There is some truth in the claim by anti-coal activists that (their successful) pressure on the banks is also coming from governmental regulators like the Australian Prudential Regulation Authority: ‘finance sector regulators have repeatedly warned that climate change poses system-wide risks’. But the absurdity of the banks’ claim that concern about the risk of ‘stranded assets’ as coal is killed off is a factor in their anti-coal crusade, is evidenced by the revelations in the latest International Energy Agency outlook indicating continuing strong coal demand in the Asia/Pacific region which accounts for more than 80 per cent of world usage. This is expected to rise to 7.4 billion tonnes per annum (the declining Europe and the US markets that account for less than 10 per cent have little impact on the total). To meet that demand, IEA expects a pipeline of new projects (more than a third in Australia, a quarter in Russia and one-fifth in South Africa). Australia, although the world’s biggest exporter, currently provides only a fraction of Asia/Pacific thermal coal demand, but its relatively lower-emissions higher quality coal is increasingly being sought by regional nations in their pursuit of lower emissions targets. So the Australian banks’ jihad on coal is also an attack on regional nations’ emissions-reduction campaigns.
As Australian-owned Whitehaven Coal noted in its submission to the parliamentary inquiry, the IEA forecasts that South-East Asia will experience growth of nearly 30 per cent over the next decade, bringing with it continuing demand for Australian lower-emissions coal to be burned in the more than $1 trillion of capital invested in existing coal-fired generation, much of it in young HELE plants with many years of economic life ahead. And many more HELEs are either planned or under construction in the region.
While there is still strong long-term global demand, the NSW government’s Strategic Statement on Coal Exploration and Mining has stated that ending or reducing Australian thermal coal exports would not lower global carbon emissions, as most coal consumers would seek coal from elsewhere and much of this would be lower quality – worsening the world’s emissions.

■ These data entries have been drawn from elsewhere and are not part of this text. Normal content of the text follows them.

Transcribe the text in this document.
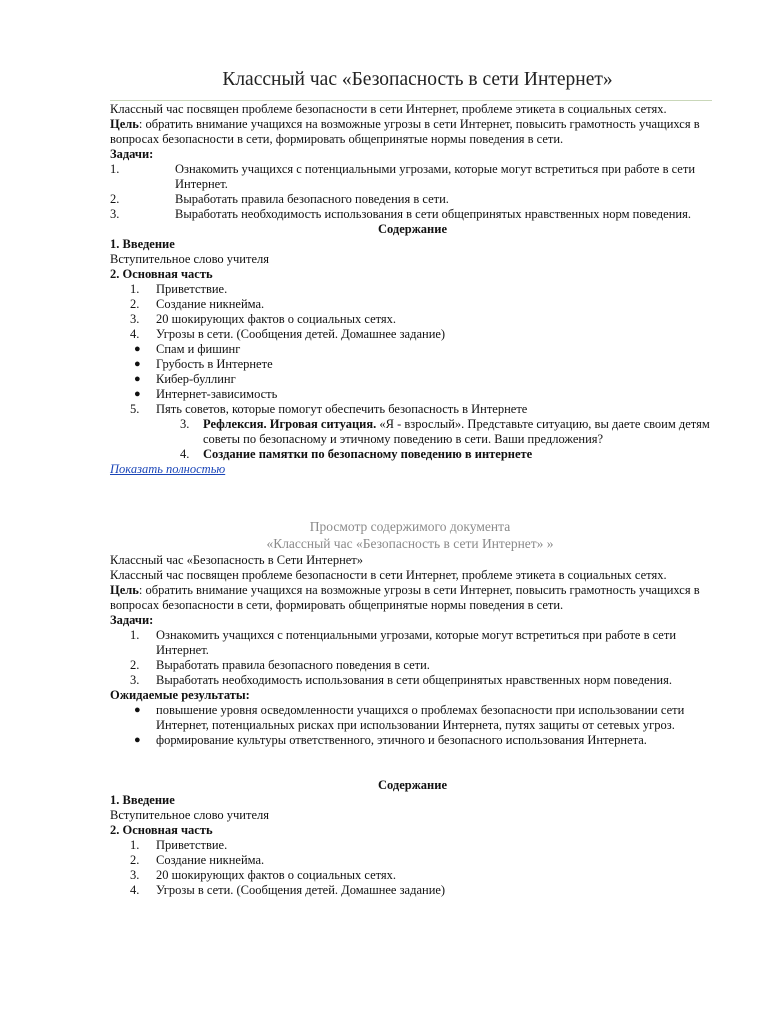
Классный час «Безопасность в сети Интернет»

Классный час посвящен проблеме безопасности в сети Интернет, проблеме этикета в социальных сетях.

Цель: обратить внимание учащихся на возможные угрозы в сети Интернет, повысить грамотность учащихся в вопросах безопасности в сети, формировать общепринятые нормы поведения в сети.

Задачи:

1.	Ознакомить учащихся с потенциальными угрозами, которые могут встретиться при работе в сети Интернет.
2.	Выработать правила безопасного поведения в сети.
3.	Выработать необходимость использования в сети общепринятых нравственных норм поведения.

Содержание

1. Введение

Вступительное слово учителя

2. Основная часть

1. Приветствие.
2. Создание никнейма.
3. 20 шокирующих фактов о социальных сетях.
4. Угрозы в сети. (Сообщения детей. Домашнее задание)
● Спам и фишинг
● Грубость в Интернете
● Кибер-буллинг
● Интернет-зависимость
5. Пять советов, которые помогут обеспечить безопасность в Интернете
3. Рефлексия. Игровая ситуация. «Я - взрослый». Представьте ситуацию, вы даете своим детям советы по безопасному и этичному поведению в сети. Ваши предложения?
4. Создание памятки по безопасному поведению в интернете
Показать полностью
Просмотр содержимого документа
«Классный час «Безопасность в сети Интернет» »

Классный час «Безопасность в Сети Интернет»

Классный час посвящен проблеме безопасности в сети Интернет, проблеме этикета в социальных сетях.

Цель: обратить внимание учащихся на возможные угрозы в сети Интернет, повысить грамотность учащихся в вопросах безопасности в сети, формировать общепринятые нормы поведения в сети.

Задачи:

1. Ознакомить учащихся с потенциальными угрозами, которые могут встретиться при работе в сети Интернет.
2. Выработать правила безопасного поведения в сети.
3. Выработать необходимость использования в сети общепринятых нравственных норм поведения.

Ожидаемые результаты:

● повышение уровня осведомленности учащихся о проблемах безопасности при использовании сети Интернет, потенциальных рисках при использовании Интернета, путях защиты от сетевых угроз.
● формирование культуры ответственного, этичного и безопасного использования Интернета.

Содержание

1. Введение

Вступительное слово учителя

2. Основная часть

1. Приветствие.
2. Создание никнейма.
3. 20 шокирующих фактов о социальных сетях.
4. Угрозы в сети. (Сообщения детей. Домашнее задание)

But it took the submission by a major foreign-owned coal company, Yancoal, to demonstrate the basic absurdity of the banks’ ban, which relates more to the far greater emissions in foreign countries by the almost 90 per cent of Australian coal production that is exported than to those emitted in local Australian power generation or steel production. For the banks to penalise Australian miners for emissions in other countries for which those nations are responsible under international agreements, is not only irrational, it is in conflict with government policy.
As Energy Minister Angus Taylor said last month, ‘Our prosperity will be undermined if we pursue decarbonisation at the expense of reliable and affordable energy. It is a folly to think that we can reduce emissions by restricting coal or gas exports. This won’t reduce global demand for those products. Until clean energy solutions are cheaper than their existing alternatives, any supply gap will be filled by our competitors’. Tell that to the big four banks, the insurance industry – and to the government’s own financial regulatory authorities.